New Hampshire's Virtual Town Hall
U.S Fiscal advice for underdeveloped countries for the past fifty years can be summed up in one basic teaching: do not get in debt to pay for consumption goods. However, last decade has represented a complete contradiction to such predicament. Harvard Professor Jeffry Frieden explained at UNH Manchester the intricacies of the first global economic crisis of the 21Ist century.
“This is a classic debt crisis, yet different from all previous ones. I define it as the consequence for borrowing from the rest of the world, and investing resources incompetently.” Mr. Frieden explained why the current recession is sui generis despite identifiable patterns. First, Tracing back the origins of the crisis, the Harvard Professor referenced the Bush administration, when in 2001 the U.S had a 250 billion superavit. With such outstanding fiscal performance, economists likes Allan Greenspan warned about the negative effects of a state that was buying its own debt, the danger of government buying assets in the private sector. President Bush decided after 9/11 to start massive cuts that inversed the referenced superavit into a 500 billion deficit. Frieden explain in depth the problems of such deficit, where the U.S started borrowing money from Germany, Netherlands, China and Saudi Arabia, and instead of using such capital for investment, it was used to fuel a consumption boom.
The lecturer referenced then one of his visits to Brazil, where President Itamar Franco announced massive fiscal cuts, “announcing the party was over. However, the morning after, people showed up in the streets with signs that said ‘the party is over and we were not even invited’.” Such anecdote summarizes the political dimension of the economic crisis according to Frieden. “Who’s going to pay for the bailouts? Germany? China? You can convince tax payers to a certain extent, after a while they will refuse to pay the neighbor’s bills.”

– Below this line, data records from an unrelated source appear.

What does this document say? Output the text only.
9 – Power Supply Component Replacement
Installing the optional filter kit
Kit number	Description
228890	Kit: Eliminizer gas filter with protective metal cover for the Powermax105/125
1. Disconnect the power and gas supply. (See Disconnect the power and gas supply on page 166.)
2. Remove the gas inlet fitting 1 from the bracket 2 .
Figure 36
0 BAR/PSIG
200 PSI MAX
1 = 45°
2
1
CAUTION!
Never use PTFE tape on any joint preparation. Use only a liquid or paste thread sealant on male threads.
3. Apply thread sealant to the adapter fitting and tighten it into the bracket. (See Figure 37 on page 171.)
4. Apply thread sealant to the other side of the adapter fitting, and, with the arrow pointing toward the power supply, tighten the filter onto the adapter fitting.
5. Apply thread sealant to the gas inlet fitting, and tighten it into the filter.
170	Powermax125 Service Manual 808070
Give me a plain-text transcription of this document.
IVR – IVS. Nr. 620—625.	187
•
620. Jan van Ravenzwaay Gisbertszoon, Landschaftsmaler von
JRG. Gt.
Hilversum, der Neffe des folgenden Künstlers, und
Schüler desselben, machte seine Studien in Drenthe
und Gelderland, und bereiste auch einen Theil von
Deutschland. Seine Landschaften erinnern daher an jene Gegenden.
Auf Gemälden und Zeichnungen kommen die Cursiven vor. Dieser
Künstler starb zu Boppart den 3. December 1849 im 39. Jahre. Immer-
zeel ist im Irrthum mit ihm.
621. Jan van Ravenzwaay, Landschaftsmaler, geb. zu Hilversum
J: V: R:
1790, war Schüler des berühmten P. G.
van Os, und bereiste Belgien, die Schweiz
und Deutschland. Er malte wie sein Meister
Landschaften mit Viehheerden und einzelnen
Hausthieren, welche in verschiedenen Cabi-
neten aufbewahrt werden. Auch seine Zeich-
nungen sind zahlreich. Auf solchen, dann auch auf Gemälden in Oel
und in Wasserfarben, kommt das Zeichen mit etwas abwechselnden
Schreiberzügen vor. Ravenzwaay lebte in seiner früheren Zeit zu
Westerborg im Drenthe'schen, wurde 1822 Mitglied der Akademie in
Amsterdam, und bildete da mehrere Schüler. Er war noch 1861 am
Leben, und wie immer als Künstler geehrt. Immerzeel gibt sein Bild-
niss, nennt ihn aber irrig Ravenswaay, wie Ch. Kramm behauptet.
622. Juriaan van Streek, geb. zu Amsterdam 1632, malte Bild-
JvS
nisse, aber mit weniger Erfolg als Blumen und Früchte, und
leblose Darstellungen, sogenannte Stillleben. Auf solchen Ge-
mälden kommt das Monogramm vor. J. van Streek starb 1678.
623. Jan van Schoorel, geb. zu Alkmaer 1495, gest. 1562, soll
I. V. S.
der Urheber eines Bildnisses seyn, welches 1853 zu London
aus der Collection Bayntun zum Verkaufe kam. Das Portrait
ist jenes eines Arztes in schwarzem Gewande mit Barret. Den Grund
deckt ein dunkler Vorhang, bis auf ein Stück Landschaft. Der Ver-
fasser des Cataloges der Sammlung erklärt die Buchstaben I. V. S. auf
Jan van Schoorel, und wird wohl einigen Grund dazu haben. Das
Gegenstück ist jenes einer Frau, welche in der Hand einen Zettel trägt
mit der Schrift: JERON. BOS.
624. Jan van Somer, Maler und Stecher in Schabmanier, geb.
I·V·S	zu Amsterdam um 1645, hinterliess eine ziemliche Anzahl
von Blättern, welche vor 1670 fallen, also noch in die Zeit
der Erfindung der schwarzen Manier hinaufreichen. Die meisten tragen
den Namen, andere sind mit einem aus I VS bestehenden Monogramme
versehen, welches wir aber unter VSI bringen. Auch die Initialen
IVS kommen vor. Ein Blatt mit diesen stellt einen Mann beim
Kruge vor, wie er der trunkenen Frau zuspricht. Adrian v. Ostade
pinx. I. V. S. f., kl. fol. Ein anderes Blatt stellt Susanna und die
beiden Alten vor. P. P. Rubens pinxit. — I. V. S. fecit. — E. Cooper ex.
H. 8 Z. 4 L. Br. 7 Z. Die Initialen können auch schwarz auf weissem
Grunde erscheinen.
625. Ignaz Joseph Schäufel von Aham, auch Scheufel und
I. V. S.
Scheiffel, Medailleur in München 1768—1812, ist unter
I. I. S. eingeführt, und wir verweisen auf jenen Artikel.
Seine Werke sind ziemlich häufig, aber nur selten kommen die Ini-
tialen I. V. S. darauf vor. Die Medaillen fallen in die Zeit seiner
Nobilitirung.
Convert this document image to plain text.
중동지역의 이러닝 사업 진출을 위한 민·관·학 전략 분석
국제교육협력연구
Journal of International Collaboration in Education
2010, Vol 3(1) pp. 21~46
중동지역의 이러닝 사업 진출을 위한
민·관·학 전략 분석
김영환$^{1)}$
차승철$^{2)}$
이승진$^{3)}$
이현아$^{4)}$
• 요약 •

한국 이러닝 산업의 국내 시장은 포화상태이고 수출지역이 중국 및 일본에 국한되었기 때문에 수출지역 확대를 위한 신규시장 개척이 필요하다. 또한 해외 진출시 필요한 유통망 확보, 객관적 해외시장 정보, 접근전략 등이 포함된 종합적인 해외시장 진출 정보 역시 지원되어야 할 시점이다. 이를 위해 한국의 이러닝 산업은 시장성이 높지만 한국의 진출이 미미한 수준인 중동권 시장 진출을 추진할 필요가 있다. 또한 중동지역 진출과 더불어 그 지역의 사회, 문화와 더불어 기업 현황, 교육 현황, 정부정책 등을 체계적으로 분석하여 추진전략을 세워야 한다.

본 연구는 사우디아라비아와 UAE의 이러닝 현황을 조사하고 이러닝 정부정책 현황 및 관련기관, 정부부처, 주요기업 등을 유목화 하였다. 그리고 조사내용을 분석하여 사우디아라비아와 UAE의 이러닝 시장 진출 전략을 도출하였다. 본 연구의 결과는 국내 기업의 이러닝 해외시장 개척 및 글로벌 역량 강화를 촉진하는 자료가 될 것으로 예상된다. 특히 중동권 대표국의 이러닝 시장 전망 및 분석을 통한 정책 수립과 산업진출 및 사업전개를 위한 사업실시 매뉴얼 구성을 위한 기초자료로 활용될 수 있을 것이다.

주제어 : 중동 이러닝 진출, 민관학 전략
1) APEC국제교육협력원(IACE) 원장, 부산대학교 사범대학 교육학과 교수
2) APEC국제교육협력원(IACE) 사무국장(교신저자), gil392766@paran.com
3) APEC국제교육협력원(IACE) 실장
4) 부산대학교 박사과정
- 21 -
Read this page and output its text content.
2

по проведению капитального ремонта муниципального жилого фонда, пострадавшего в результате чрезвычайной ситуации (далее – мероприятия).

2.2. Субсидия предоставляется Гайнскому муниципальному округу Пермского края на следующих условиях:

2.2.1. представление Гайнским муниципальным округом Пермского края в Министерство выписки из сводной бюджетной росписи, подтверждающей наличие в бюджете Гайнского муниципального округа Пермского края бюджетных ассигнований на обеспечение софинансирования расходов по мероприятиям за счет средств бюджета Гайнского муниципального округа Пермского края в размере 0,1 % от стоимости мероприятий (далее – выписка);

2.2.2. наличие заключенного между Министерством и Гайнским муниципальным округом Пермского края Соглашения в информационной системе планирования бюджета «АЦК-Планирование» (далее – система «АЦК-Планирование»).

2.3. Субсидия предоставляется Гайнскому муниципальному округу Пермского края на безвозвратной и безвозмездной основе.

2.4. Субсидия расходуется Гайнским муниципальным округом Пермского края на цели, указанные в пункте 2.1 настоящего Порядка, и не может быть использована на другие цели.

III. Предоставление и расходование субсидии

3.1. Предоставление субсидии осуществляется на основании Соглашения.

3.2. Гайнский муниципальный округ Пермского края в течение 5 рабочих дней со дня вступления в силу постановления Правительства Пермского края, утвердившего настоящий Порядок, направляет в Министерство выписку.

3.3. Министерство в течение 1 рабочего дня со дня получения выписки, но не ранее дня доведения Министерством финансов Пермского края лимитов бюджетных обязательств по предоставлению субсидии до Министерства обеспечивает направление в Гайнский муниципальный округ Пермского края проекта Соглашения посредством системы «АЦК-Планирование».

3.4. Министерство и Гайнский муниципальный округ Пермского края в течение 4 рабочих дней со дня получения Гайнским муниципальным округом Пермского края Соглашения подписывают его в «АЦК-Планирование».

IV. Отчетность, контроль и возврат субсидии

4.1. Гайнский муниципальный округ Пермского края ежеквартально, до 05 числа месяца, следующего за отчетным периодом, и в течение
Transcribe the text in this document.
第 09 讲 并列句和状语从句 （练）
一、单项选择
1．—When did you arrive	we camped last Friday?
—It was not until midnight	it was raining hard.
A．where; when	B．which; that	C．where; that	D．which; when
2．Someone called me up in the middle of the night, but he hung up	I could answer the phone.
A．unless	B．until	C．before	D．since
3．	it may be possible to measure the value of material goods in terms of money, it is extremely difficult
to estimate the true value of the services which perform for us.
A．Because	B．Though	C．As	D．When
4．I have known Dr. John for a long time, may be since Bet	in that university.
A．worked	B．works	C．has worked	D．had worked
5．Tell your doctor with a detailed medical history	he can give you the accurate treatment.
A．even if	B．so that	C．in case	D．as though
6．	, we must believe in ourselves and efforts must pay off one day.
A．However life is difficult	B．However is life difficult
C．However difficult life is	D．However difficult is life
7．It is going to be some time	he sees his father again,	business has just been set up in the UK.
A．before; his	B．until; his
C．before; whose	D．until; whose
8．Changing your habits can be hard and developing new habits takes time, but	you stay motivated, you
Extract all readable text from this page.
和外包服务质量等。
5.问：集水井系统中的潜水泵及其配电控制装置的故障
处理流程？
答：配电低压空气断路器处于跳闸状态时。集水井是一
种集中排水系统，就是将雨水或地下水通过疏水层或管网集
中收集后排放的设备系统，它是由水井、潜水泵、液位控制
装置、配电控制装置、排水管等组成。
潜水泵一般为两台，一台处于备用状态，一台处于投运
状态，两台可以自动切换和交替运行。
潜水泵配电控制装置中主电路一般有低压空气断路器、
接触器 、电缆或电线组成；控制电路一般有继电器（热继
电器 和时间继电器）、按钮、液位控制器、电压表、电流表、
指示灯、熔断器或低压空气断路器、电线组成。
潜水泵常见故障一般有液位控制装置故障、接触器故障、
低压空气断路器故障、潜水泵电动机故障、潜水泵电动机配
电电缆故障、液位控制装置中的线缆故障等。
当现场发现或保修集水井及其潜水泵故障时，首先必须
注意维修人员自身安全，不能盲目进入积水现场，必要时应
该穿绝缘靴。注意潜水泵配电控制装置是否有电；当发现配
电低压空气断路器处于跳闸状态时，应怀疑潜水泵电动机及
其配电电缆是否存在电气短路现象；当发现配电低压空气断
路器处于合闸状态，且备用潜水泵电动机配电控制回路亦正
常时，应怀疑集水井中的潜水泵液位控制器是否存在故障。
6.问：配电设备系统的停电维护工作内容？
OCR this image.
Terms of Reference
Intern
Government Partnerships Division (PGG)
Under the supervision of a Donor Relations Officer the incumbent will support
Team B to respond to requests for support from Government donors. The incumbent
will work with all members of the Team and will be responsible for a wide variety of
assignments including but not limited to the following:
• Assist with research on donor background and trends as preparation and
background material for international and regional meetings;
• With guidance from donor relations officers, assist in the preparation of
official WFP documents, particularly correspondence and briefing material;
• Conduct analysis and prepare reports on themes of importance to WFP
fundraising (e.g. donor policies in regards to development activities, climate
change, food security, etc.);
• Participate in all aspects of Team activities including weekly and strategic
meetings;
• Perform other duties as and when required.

Mr. Frieden analyzed the difference between European protest movements such as the Indignados in Spain and ‘Occupiers’ in the U.S. “Here the conflict is not regional, but revolve around personal experience through the crisis.” Statistics may be helpful. The lower economic tier (earning less than $40 000 yearly per household) suffer 18% unemployment. Those digits quickly turn into a dramatic 36%, when one considers those who are willing to work full time, but are only hired for limited hours, and those who gave up searching for a job. Those on the second tier (earning more than $80 000 yearly pr household) have experienced a much different situation, with only 4% unemployment. At last, the lecturer referenced the richest 1%, who saw their income raise 60% during the past decade. “There is a broad perception the country has become unequal."